Image copyright © by Marcus Trahan

Freaks

(1932)

Reviewing this one will be a little difficult. I don’t know if there is a generic and politically correct name for the people we used to call freaks. (Unusual people?) If I knew what it was I’d use it, but to save time I’m going to use the words we used when I was a lad, and assure you that I don’t mean anything nasty by it.

I’m old enough to remember freak shows at the Texas State Fair in Dallas, and the Southeast Texas Fair in Beaumont. I only went to two of the shows. One advertised the man with the biggest feet on the planet. Displayed outside were his custom-made shoes. One was twice the size of the other, and the smaller one was gigantic. You could have put a basketball into the larger one. I have no idea why me and a couple friends ponied up the dime or quarter or whatever it was to see this marvel of nature, but we did. Inside a large man sat in a chair and he was exactly as advertised. His toes were as big around as my wrists, and they pointed off in all directions. No idea what syndrome he was suffering from. The man looked off into the distance, never at us, and seemed bored out of his skull. Well, who wouldn’t be, gawked at for hours every day by pimple-faced jerks like us? I was embarrassed, both for him and for myself, and got out of there quickly. That satisfied my taste for gawking at living freaks for the rest of my life.
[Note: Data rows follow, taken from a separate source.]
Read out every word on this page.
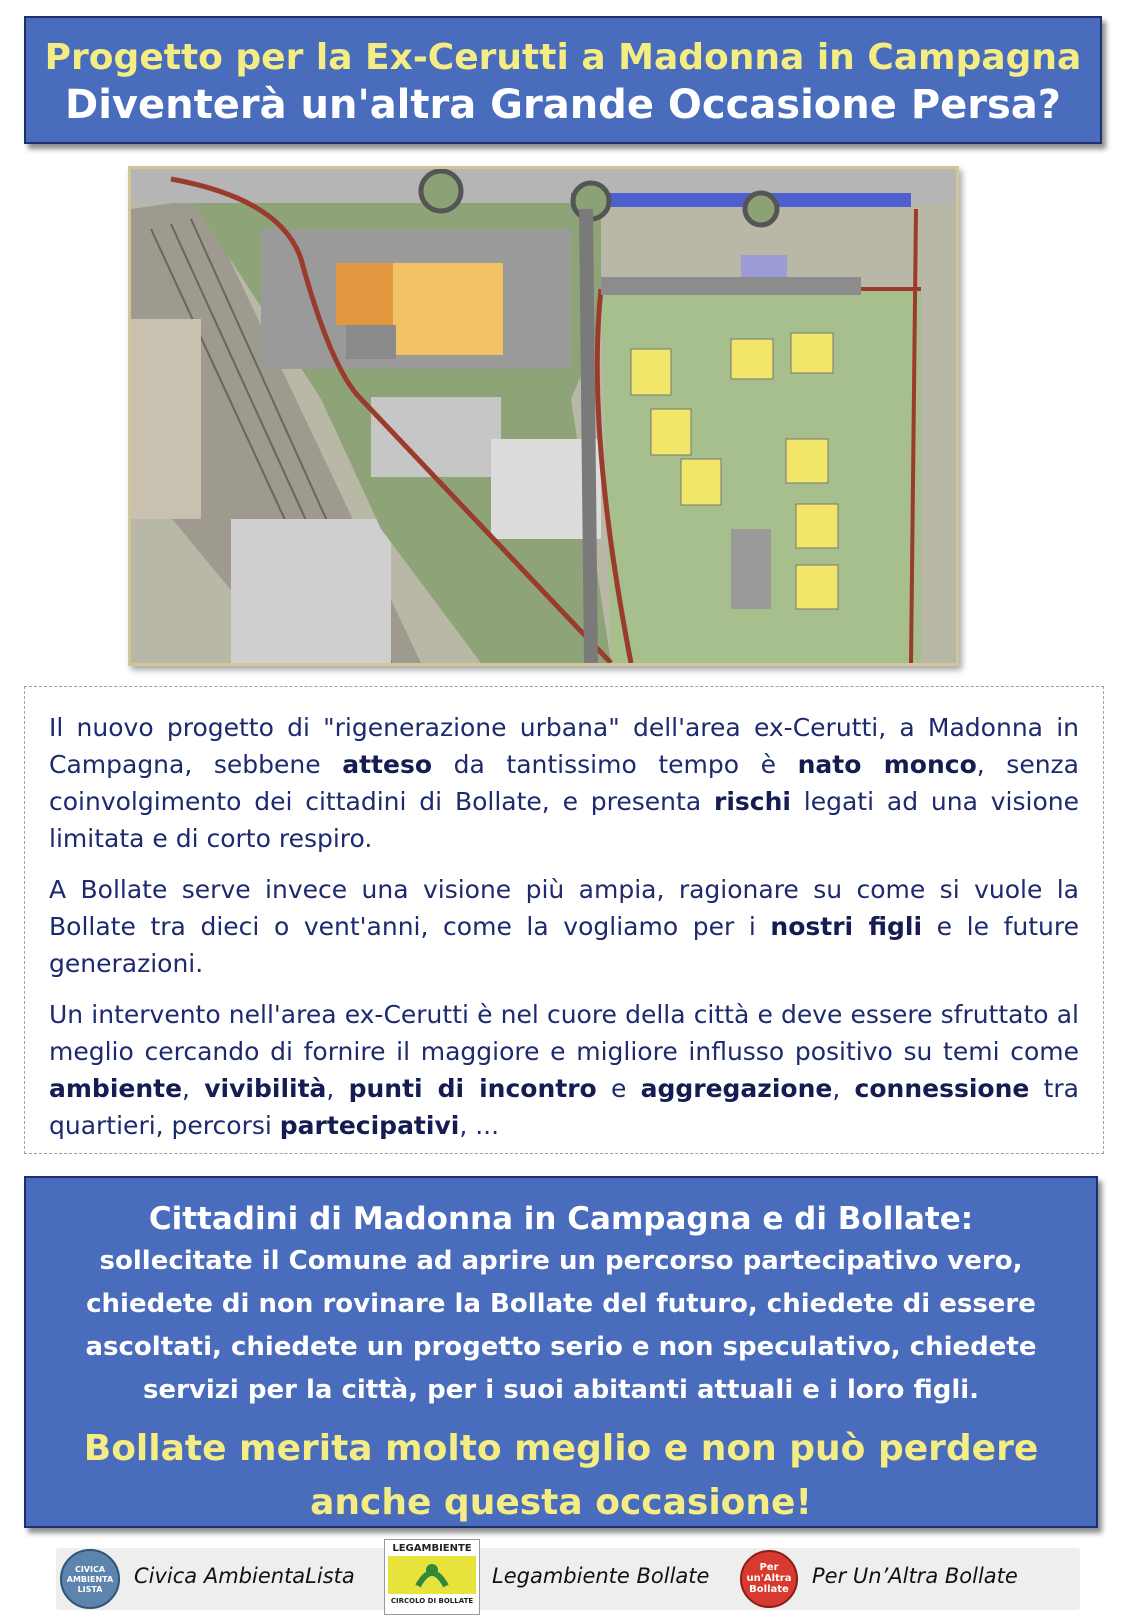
Progetto per la Ex-Cerutti a Madonna in Campagna
Diventerà un'altra Grande Occasione Persa?

Il nuovo progetto di "rigenerazione urbana" dell'area ex-Cerutti, a Madonna in Campagna, sebbene atteso da tantissimo tempo è nato monco, senza coinvolgimento dei cittadini di Bollate, e presenta rischi legati ad una visione limitata e di corto respiro.

A Bollate serve invece una visione più ampia, ragionare su come si vuole la Bollate tra dieci o vent'anni, come la vogliamo per i nostri figli e le future generazioni.

Un intervento nell'area ex-Cerutti è nel cuore della città e deve essere sfruttato al meglio cercando di fornire il maggiore e migliore influsso positivo su temi come ambiente, vivibilità, punti di incontro e aggregazione, connessione tra quartieri, percorsi partecipativi, ...

Cittadini di Madonna in Campagna e di Bollate:
sollecitate il Comune ad aprire un percorso partecipativo vero, chiedete di non rovinare la Bollate del futuro, chiedete di essere ascoltati, chiedete un progetto serio e non speculativo, chiedete servizi per la città, per i suoi abitanti attuali e i loro figli.
Bollate merita molto meglio e non può perdere
anche questa occasione!
CIVICA AMBIENTA LISTA
Civica AmbientaLista
LEGAMBIENTE
CIRCOLO DI BOLLATE
Legambiente Bollate	Per un'Altra Bollate
Per Un’Altra Bollate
We did go to one other. This was of the type known as a “museum show.” The painted canvas outside showed some very unusual individuals. There was a half-woman, half snake, a two-headed man, people with four arms and four legs. All were perfectly normal adults except for the one odd thing. So we paid up again and found they were telling the truth about what could be seen inside … up to a point. All the “freaks” were fetuses and stillborn infants, in jars of formaldehyde, what carnies call “pickled punks.” These, once I got over my queasiness, didn’t bother me at all. They were dead, there was none of the indignity involved with looking at Mr. Bigfoot. It actually was fascinating and educational, though I’m fully aware that it was meant to produce revulsion. Hell, I was going to be a scientist, I needed to be dispassionate when looking at such things. My friend Calvin didn’t feel that way. After a few minutes he had to go outside and puke.
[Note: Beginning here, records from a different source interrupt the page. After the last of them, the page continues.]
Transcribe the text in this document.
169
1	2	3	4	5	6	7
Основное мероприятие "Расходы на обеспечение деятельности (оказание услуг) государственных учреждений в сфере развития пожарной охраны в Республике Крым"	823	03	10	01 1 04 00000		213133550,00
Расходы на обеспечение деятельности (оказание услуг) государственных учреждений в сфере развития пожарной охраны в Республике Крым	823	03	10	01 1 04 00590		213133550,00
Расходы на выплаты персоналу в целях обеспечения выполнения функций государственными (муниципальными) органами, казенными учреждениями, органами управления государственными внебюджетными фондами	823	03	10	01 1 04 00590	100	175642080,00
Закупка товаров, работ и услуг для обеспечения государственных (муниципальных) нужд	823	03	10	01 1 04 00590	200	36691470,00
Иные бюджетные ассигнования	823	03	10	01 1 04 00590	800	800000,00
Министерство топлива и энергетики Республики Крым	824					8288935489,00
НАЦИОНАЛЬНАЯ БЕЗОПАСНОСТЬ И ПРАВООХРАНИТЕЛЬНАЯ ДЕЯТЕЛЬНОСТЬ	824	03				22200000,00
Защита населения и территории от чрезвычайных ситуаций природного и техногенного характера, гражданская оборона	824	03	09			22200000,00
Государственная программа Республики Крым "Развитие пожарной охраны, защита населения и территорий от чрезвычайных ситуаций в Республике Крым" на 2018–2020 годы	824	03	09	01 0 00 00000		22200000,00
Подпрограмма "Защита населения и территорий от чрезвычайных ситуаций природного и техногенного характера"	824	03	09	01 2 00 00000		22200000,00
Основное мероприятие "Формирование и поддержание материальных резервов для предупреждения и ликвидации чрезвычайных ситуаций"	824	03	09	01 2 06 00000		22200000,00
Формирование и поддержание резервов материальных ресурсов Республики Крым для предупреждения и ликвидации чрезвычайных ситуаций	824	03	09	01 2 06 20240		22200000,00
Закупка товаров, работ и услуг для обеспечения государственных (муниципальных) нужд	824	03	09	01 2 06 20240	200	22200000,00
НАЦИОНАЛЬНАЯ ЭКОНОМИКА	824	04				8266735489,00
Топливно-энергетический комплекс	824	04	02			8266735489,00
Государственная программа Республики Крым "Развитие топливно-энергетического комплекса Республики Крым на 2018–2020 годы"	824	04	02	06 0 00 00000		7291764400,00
I don’t think the freak show as such exists anymore in America. There are shows where people do freakish things, like pick up heavy weights with rings in their scrotums, but none that I’m aware of that exploit physical deformities. And that is a bittersweet thing, to some. I’m speaking of many of the freaks themselves. The carny world was the one place where these people would not be stared at, at least between shows. Staring was for the rubes, the marks. I mean, what was Mr. Bigfoot going to do? Clump around on the outside world being ogled, or be ogled in the Ten-in-One, and get paid for it, plus be a regular member of a society of equals? In the carny they were accepted, respected, and made an actual living.

Okay, on with the show. Freaks has to be the most unusual movie ever to come out of Hollywood. Sure, there have been many weird independent films, but this one came from MGM. Tod Browning gathered a cast of four “normal” people, and quite a few freaks. There were the Hilton Sisters, Violet and Daisy, as themselves, “Siamese” twins. There were two midgets (defined as small but proportional, with pituitary dwarfism), Harry and Daisy Earles. They were siblings in real life, from a family that included four midgets, billed as “The Doll Family.” There were four “pinhead” women, including Koo Koo the Bird Girl, Pip and Zip, and Schlitzie, who was actually a man. There was Johnny Eck, the half boy, Olga Roderick the bearded lady, Frances O’Connor the armless girl, Peter Robinson the human skeleton, and Prince Randian the caterpillar man. All these were genuine human oddities, and real sideshow performers.

It was very controversial, and had to be radically cut to be shown in most places. I guess people didn’t want to look. I understand that, but if they had seen it they would have seen a story where the bad people were “normal,” and it was the freaks who were the decent folks. A really, really bad woman named Cleopatra strung poor, gullible Hans the midget along just for meanness, charming him away from Frieda, the girl who loved him. Then Cleo realizes that Hans has inherited a fortune, and marries him, intending to poison him and inherit. At the banquet with all the freaks at the same table she gets very drunk, and freaks out, so to speak, when they begin chanting “One of us! One of us!” Which means they accept her, but she can’t deal with it, and insults them all. Which was a very bad miscalculation on her part. They come after her, and the scene where these unusual people are pursuing her through a lighting storm is extremely chilling. And their punishment is poetic … I recommend this film, with all its flaws. Poor Tod Browning’s career never recovered from making it. For some reason people wanted to punish him for daring to make something as unusual as this.